With no bridge and no Sunday ferry from Kyle of Lochalsh to Kyleakin, the Cullin Hills, was a place only accessible to us on Bank Holidays, when we could get the ferry back on the Monday. When on Skye we would stay in a hayloft belonging to a farm down in Glenbrittle and in his implement shed the field kitchen would be set up. Just as important was the keg of beer with a proper delivery handle and pressurised by, if memory serves, a foot pump. No sooner was all the comforts of home installed than we would have a visitor:
“Well, Hello there boys, I did not know you were here, but it just so happens I have my mug with me”.
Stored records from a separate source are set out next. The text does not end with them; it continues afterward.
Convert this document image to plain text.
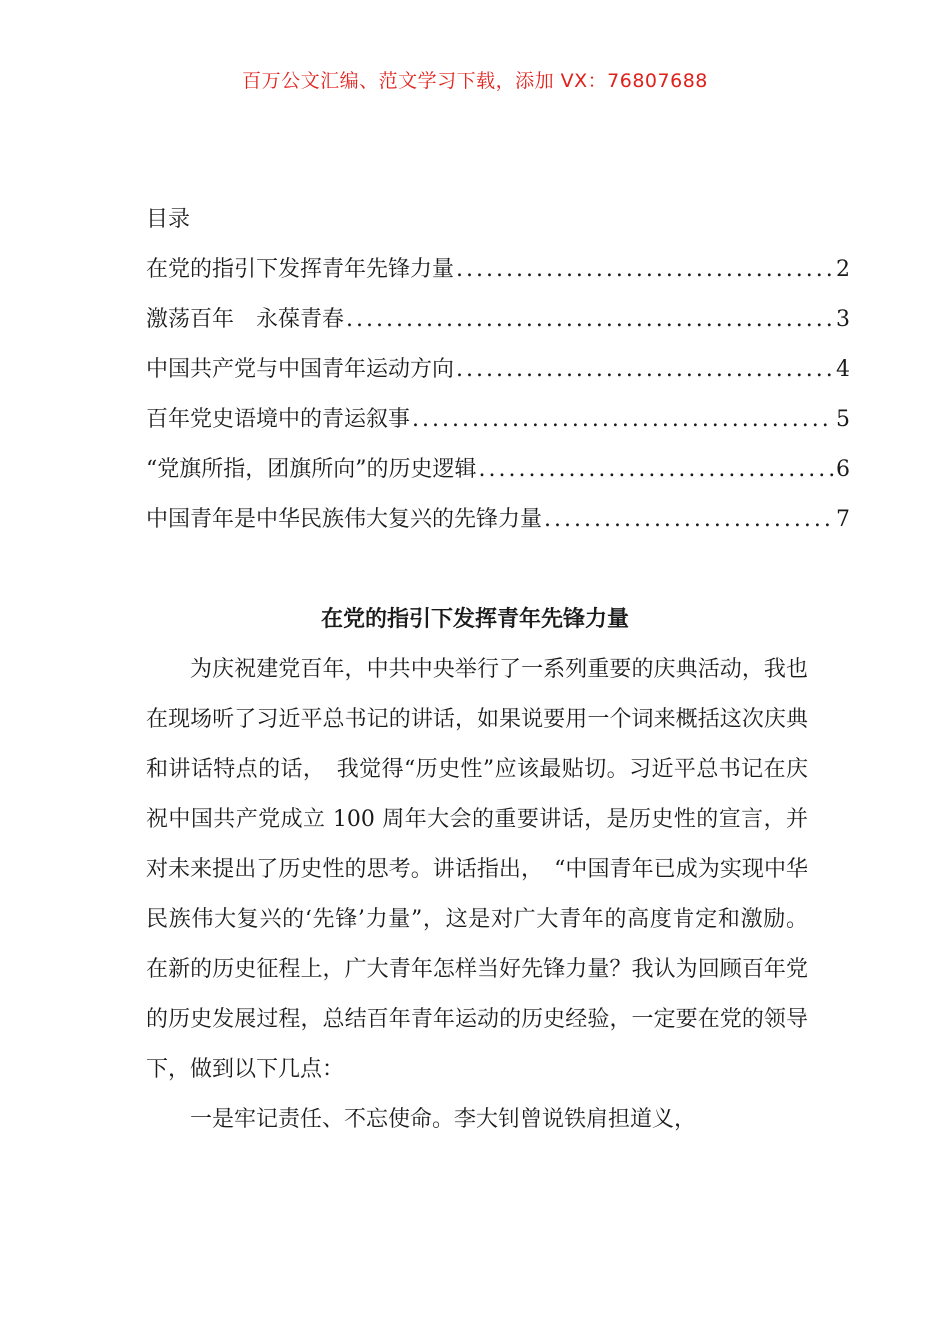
百万公文汇编、范文学习下载，添加 VX：76807688
目录
在党的指引下发挥青年先锋力量 .....	2
激荡百年　永葆青春 .....	3
中国共产党与中国青年运动方向 .....	4
百年党史语境中的青运叙事 .....	5
“党旗所指，团旗所向”的历史逻辑 .....	6
中国青年是中华民族伟大复兴的先锋力量 .....	7
在党的指引下发挥青年先锋力量

为庆祝建党百年，中共中央举行了一系列重要的庆典活动，我也在现场听了习近平总书记的讲话，如果说要用一个词来概括这次庆典和讲话特点的话，　我觉得“历史性”应该最贴切。习近平总书记在庆祝中国共产党成立 100 周年大会的重要讲话，是历史性的宣言，并对未来提出了历史性的思考。讲话指出，　“中国青年已成为实现中华民族伟大复兴的‘先锋’力量”，这是对广大青年的高度肯定和激励。在新的历史征程上，广大青年怎样当好先锋力量？我认为回顾百年党的历史发展过程，总结百年青年运动的历史经验，一定要在党的领导下，做到以下几点：

一是牢记责任、不忘使命。李大钊曾说铁肩担道义，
This would be my first visit to the Cullin Hills, and my first real rock climbing experience, although I had done a bit of scrambling in the past. The Cullin Hills are all you have heard about them, and then some, beautiful, majestic and a delight to climb. The rock is Basalt very hard, and as coarse as rough sandstone to the touch, so good handholds and footholds. However over the years, climbing boots have polished footholds to the resemblance of polished marble and when wet, not uncommon on Skye, it is more like climbing on ice, without crampons. Also it is very magnetic so compasses don’t work there, hill walking is much more of a challenge, thankfully my first visit was on a hot and sunny August Bank Holiday.
On our return the following Monday, we were waiting for the ferry at Kyleakin, our Chief was fooling around on the slippery pier and ended up in the water, no one rushed to his aid, we all knew the Hind too well. A guy came from one of the car and, believing Oor Chief was in trouble leaned over to help him out, only to find himself in the sea beside him. We all saw that one coming.
The second time I went over to Glenbrittle, was on a call-out a woman, an experienced hillwalker, had become separated from her friend as darkness fell. We bivouacked on the hill that nigh and started our search next morning. She was quickly found in the area we were told to look for her by her companion who had raised the alarm. The woman was experienced enough to known, not to go traipsing around the Cullin Hills in darkness, had decided to spend the night sheltering in a gully. She was not a young woman and now suffering from dehydration and exposure, we wrapped her up in a duvet bag and strapped her onto our aluminium stretcher, such stretchers had skids, so could be pulled across open ground. I’m not sure how comfortable it would have been, bounced across the heather, pulled by half a dozen fit young lads, but a lot quicker than walking I’m sure.
The third trip: the RAF Mountain Rescue, had received a request for guides. Seems a group of Italian Soldiers wished to go training in the Cullin Hills. They all came in full uniform complete with hats with large feather sprouting from their rim and spend most of their time running around at 120 step per minute blowing bugles, well they were Italian.
After leaving the RAF I did continue hillwalking and managed 106 Monroe’s, some several time over, some in both summer and winter. And when I moved down to the borders, some of the Donald’s there, them life got in my way. I once danced on those mountain peaks, now I only stand and look in awe at their majesty. Old age does not come alone.